As I said in this post (thanks for the question, it was indeed not clear), the custom detector is able to output segmentation, but you can only input bounding boxes to it. So it’s not that it’s not capable of segmentation, just not capable of ingesting it.
In the sample you’re using, if you comment out the predict and for loop, does the code run? If yes, sorry but that’s not a ZED SDK issue and I won’t be able to help, you would have more luck looking for YOLO samples probably.
However, you may be able to achieve what you want by adding an overlay to the image using the ObjectData.mask data if you enable the segmentation in the custom OD sample.

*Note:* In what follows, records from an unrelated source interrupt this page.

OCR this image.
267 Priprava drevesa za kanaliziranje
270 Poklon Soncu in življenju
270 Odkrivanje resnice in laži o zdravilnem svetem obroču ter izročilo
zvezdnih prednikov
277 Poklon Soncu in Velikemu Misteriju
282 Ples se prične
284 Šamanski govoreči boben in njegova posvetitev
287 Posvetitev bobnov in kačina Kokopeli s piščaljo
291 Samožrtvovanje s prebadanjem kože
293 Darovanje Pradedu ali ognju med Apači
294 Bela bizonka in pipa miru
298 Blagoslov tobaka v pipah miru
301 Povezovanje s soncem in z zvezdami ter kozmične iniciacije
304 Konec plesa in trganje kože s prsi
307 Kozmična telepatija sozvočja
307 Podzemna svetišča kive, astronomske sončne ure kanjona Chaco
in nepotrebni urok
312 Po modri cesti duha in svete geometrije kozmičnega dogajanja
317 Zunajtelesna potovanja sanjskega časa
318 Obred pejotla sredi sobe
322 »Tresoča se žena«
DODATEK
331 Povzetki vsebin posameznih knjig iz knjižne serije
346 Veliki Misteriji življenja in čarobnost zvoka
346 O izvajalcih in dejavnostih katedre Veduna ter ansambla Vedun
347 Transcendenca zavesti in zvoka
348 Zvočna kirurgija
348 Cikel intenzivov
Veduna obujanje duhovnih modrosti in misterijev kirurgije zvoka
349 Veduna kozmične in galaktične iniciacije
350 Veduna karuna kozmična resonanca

@JPlou I think I solved the problem. It had something to do with the version of PyTorch I was using.I had to install a specific torch version and it works. I am able to run inferences on each frame from the ZED Camera. Although I do want to know how to increase my FPS because currently it takes about 5-6 fps even when I fix my fps for the camera as 60fps. Is there a way to boost it? Perhaps accelerate my model using TensorRT?
Do you get similar fps with the classic object detection sample?
Lowering the resolution or reducing the framerate may help, but if it’s the custom detector that takes too much time, sorry I can’t help much with this.
with the classic object detection sample, I get about 20-25fps if I fix it at 60fps. Here I tried various depth modes like NEURAL and PERFORMANCE and although PERFORMANCE gave a higher fps, the quality of the depth map was in question and so I had to use NEURAL for better accuracy.
About 25 fps is the expected rate for OD on Orin NX, when not using the NEURAL depth mode. Using it will decrease the performance while increasing the accuracy of the depth.
Yes sure. I am using the ZED Orin Box with ZED X Camera. I did see a trend of about 20-25fps for object detection with PERFORMANCE and when I switched up to NEURAL it went further down. When I use YOLOv8 it goes further down to ~5fps which is too far down. I am using the ‘CUDA’ enabled torch in the box but it did not help whatsoever. Should I look to accelerate the YOLOv8 model or should I focus on the extrinsic and intrinsic parameters of the Camera?